Knut Haukelid, A `Hero Of Telemark'

OSLO, Norway - Knut Anders Haukelid, one of the "Heroes of Telemark" who helped cripple Nazi Germany's atomic-weapons program in Norway, has died, his family said yesterday. He was 82.

Kirvil Haukelid said her father died of heart failure Tuesday at Det Norsk Diakonhjemmet Hospital in Oslo. He had been hospitalized with the flu.

During World War II, Mr. Haukelid and eight other Norwegian commandos parachuted into the mountains on what seemed a suicide mission, to destroy a heavy-water plant near Rjukan in Telemark County. The raid inspired several books and movies, including the 1965 film "The Heroes of Telemark."

The group stole into the heavily guarded plant on Feb. 27, 1943, and blew it up just after midnight.

"In the end, there was just a tiny insignificant pop," Mr. Haukelid wrote in his book about the raid. "Is this what we had come 2,000 kilometers (1,250 miles) for? Sure, the windows broke, and there was a flash of light in the night, but it wasn't much."

All nine commandos escaped. Mr. Haukelid remained in the mountains as a resistance fighter. He also helped to sink a ferry loaded with heavy water.

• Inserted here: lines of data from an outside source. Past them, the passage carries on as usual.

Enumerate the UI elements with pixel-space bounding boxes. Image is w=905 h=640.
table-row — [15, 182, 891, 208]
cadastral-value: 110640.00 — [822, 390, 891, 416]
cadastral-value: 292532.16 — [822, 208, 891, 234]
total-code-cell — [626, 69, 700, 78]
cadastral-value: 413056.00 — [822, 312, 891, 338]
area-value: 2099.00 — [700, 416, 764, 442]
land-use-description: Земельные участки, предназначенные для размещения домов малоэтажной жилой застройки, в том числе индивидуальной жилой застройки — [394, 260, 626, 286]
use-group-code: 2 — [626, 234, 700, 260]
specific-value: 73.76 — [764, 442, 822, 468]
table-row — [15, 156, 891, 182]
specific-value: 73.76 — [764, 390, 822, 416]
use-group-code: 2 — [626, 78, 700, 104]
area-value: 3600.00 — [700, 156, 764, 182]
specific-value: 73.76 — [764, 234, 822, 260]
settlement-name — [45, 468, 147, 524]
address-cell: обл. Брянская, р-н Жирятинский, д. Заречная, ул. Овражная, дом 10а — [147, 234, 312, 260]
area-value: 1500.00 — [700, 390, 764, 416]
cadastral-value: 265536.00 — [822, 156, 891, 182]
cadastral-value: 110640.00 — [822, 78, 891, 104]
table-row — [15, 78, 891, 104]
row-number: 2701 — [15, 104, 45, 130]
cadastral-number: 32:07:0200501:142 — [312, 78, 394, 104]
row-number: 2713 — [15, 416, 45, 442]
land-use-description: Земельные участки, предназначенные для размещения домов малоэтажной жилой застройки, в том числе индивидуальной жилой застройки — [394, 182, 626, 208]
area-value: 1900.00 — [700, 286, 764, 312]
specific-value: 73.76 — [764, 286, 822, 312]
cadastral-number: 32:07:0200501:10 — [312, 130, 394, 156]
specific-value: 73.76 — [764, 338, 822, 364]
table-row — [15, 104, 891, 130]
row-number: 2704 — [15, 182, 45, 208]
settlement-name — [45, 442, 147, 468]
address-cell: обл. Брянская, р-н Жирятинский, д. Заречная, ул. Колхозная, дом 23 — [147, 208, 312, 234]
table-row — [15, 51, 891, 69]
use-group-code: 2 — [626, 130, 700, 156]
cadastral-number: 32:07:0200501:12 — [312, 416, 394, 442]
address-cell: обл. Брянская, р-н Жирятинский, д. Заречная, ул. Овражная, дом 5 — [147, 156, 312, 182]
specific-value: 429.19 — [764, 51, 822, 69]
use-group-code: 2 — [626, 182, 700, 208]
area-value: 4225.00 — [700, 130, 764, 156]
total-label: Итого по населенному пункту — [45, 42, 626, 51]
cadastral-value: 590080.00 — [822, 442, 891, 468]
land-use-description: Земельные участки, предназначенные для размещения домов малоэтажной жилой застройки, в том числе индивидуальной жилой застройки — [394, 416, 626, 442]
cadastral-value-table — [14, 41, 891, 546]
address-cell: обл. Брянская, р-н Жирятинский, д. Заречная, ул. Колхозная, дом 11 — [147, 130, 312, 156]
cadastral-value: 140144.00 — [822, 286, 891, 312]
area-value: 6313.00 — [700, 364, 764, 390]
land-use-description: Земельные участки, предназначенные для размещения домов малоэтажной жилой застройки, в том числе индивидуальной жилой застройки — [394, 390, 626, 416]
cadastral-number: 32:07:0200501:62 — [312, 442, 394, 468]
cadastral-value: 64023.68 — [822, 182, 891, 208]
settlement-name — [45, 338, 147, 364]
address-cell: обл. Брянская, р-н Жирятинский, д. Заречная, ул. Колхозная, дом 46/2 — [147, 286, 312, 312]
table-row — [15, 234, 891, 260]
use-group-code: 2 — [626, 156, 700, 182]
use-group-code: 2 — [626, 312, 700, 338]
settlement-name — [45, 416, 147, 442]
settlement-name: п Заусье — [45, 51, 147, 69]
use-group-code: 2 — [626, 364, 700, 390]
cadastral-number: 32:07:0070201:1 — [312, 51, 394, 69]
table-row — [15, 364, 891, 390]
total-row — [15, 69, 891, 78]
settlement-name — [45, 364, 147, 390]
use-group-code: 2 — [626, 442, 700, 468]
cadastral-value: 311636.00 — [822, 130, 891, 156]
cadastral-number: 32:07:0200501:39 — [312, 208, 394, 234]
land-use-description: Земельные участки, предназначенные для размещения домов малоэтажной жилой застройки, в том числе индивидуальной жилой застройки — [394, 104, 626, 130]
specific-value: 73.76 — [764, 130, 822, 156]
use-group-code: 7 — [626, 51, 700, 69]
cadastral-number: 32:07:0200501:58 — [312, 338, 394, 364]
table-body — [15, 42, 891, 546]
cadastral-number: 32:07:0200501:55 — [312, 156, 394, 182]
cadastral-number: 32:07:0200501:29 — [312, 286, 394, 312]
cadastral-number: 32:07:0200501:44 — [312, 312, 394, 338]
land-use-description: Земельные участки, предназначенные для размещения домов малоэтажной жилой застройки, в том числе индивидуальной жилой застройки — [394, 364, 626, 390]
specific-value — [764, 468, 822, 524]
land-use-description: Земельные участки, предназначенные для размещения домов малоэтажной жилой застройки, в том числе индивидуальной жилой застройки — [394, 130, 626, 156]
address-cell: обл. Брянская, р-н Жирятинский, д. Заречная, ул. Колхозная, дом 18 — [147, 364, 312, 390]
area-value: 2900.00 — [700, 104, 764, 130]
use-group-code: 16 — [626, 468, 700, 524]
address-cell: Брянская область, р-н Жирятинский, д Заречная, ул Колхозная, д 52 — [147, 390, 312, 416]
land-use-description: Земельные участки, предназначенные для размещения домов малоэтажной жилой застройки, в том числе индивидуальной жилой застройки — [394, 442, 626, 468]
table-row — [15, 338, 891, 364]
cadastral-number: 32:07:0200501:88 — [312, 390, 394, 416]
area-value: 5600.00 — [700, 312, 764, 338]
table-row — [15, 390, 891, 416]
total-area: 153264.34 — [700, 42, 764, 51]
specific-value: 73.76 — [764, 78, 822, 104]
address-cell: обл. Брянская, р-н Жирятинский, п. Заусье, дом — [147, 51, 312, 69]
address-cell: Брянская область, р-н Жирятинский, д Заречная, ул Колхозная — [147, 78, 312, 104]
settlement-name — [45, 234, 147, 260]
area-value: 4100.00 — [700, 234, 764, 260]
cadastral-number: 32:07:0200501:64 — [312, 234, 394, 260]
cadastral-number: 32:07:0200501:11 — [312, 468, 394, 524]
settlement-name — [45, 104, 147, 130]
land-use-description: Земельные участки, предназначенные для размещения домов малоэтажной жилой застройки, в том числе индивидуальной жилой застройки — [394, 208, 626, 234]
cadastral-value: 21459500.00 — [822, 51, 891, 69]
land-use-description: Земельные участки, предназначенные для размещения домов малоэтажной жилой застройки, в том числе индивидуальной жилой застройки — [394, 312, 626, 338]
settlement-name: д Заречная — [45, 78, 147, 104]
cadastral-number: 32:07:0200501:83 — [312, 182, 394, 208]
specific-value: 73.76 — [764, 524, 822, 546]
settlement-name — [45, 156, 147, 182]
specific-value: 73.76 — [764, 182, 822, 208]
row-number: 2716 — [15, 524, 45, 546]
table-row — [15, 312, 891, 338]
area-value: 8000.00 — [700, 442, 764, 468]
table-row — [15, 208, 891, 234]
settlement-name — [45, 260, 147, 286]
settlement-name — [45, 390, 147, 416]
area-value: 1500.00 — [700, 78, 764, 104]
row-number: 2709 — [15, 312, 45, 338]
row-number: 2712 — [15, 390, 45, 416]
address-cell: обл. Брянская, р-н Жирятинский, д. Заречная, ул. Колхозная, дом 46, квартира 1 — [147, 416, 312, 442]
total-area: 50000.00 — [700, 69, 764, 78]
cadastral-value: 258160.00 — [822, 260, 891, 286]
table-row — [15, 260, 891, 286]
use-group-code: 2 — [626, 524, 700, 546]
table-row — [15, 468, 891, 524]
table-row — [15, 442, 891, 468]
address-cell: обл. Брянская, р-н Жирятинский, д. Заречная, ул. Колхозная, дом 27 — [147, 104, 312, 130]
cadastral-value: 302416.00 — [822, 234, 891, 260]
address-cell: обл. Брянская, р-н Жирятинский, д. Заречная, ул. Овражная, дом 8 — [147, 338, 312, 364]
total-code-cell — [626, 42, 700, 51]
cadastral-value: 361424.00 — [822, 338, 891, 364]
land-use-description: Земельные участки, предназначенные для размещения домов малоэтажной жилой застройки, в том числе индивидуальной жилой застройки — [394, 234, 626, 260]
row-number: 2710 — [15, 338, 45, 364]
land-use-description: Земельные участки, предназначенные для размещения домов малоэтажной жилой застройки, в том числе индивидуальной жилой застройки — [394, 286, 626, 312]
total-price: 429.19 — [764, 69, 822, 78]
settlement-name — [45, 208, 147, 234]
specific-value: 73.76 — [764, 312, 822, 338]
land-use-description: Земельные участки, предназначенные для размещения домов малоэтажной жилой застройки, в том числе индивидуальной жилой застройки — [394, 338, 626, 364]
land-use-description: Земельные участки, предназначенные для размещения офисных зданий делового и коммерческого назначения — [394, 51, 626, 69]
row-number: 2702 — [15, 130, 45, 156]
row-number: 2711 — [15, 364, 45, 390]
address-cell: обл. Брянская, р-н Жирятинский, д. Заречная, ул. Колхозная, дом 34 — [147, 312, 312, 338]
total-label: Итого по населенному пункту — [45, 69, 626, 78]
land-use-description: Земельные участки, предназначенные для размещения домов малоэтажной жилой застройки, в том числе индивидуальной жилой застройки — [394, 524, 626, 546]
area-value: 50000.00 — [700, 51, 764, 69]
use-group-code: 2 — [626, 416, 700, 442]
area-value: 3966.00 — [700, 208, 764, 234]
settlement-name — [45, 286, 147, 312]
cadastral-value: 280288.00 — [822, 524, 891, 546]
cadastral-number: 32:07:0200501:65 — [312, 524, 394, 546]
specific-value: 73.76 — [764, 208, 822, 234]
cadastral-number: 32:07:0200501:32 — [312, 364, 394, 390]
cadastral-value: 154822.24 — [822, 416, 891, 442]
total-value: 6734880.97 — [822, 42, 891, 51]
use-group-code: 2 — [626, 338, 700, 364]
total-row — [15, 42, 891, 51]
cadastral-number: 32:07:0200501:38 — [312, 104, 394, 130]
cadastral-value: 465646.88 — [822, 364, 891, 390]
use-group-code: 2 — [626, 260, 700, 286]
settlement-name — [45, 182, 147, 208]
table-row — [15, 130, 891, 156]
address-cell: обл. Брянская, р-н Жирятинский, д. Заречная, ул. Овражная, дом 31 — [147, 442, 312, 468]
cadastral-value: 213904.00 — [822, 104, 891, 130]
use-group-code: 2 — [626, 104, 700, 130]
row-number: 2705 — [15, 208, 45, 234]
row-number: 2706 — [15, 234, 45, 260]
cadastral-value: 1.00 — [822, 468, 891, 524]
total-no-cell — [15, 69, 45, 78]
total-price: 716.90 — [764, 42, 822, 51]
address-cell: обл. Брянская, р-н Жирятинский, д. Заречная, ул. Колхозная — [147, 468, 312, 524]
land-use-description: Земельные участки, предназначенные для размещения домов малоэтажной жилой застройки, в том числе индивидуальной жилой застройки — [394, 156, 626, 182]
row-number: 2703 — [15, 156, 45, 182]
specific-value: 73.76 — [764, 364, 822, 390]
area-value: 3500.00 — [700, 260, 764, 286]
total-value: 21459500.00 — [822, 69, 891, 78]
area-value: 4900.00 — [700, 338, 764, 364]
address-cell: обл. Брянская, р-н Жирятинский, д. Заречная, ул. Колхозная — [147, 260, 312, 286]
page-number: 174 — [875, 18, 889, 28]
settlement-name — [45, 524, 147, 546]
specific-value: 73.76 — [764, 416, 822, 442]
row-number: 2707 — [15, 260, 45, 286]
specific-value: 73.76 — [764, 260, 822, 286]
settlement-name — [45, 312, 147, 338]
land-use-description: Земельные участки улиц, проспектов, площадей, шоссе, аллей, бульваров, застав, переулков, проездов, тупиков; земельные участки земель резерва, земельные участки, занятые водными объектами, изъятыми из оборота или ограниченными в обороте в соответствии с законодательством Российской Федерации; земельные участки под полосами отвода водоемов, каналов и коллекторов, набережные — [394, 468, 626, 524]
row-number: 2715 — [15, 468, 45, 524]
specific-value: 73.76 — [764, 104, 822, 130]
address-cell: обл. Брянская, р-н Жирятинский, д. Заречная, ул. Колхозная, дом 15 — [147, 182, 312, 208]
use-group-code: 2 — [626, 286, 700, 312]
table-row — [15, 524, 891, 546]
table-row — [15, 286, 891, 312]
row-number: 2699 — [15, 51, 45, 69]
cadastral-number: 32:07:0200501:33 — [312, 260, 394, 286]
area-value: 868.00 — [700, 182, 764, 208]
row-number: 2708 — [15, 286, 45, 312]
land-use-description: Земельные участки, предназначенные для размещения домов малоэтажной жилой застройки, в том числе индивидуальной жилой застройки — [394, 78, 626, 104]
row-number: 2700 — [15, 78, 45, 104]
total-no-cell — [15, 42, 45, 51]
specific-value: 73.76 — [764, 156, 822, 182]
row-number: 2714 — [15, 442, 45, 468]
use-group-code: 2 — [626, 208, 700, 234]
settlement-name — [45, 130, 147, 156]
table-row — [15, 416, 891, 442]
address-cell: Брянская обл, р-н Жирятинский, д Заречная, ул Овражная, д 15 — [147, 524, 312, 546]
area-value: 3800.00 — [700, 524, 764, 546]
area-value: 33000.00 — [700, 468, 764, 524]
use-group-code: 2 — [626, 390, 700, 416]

Mr. Haukelid was born in New York on May 17, 1911, to Norwegian parents and returned to Norway when he was 2. He studied in the United States from 1927-31, part of the time at the University of Massachusetts, and in Germany at Berlin University in 1937.

After Germany invaded Norway, Mr. Haukelid joined the military

and became one of Norway's most decorated soldiers. He retired as a lieutenant colonel in 1973.